Accordingly, based on the foregoing analysis, the undersigned finds that Plaintiff has failed to demonstrate a genuine issue for trial as to when her cause of action accrued. The undersigned therefore recommends that Defendants' motion for summary judgment be granted because Plaintiff's suit is untimely. Furthermore, because the statute of limitations issue is dispositive of Plaintiff's suit, the undersigned further recommends that Defendants' supplemental motion for summary judgment on Plaintiffs punitive damages claim be denied as moot.
IV. RECOMMENDATION
Accordingly, the Magistrate Judge RECOMMENDS that the District Court enter an order GRANTING Defendants' Motion for Summary Judgment (Doc. 29) and DENYING Defendants' Supplemental Motion for Summary Judgment as moot (Doc. 89).

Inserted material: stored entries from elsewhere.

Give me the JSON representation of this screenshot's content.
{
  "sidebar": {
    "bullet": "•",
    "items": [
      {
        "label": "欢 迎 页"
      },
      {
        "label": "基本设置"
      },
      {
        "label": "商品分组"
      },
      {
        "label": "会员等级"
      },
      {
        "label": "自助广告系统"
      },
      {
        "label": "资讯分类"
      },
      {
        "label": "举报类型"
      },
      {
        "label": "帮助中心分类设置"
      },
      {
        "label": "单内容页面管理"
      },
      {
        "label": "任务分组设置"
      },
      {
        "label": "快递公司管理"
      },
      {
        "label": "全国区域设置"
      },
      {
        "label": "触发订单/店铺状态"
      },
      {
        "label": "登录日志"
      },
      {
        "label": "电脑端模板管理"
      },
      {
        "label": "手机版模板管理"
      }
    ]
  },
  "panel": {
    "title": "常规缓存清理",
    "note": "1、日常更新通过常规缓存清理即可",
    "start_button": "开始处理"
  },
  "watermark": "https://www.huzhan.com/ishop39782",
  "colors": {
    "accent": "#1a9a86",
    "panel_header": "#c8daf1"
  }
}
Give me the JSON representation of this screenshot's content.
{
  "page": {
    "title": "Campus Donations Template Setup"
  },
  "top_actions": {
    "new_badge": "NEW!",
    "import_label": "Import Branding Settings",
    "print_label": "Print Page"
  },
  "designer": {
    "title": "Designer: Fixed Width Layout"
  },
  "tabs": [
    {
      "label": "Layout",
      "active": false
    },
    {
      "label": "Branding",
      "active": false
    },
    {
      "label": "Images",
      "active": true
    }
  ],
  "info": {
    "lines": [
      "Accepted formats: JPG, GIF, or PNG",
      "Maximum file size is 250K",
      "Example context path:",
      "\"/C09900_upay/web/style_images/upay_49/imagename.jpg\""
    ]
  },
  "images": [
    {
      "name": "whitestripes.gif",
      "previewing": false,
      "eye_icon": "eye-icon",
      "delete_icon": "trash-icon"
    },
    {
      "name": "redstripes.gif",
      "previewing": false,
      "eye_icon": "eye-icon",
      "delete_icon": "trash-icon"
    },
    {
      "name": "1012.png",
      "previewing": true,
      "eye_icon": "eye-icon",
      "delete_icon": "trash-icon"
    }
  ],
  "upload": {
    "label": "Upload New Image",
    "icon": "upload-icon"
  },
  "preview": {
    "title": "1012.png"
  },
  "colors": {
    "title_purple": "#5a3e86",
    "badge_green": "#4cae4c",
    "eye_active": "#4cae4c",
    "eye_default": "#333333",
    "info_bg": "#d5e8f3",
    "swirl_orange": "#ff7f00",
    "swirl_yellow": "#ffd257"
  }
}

Pursuant to 28 U.S.C. §636(b), any party may serve and file written objections within fourteen days after being served with a copy of this Report and Recommendation. A party may respond to another party's objections within fourteen days after being served with a copy thereof. Fed.R.Civ.P. 72(b). No. reply to any response shall be filed. See Id. If objections are not timely filed, then the parties' rights to de novo review by the District Court may be deemed waived. See United States v. Reyna-Tapia, 328 F.3d 1114, 1121 (9th Cir. 2003) (en banc).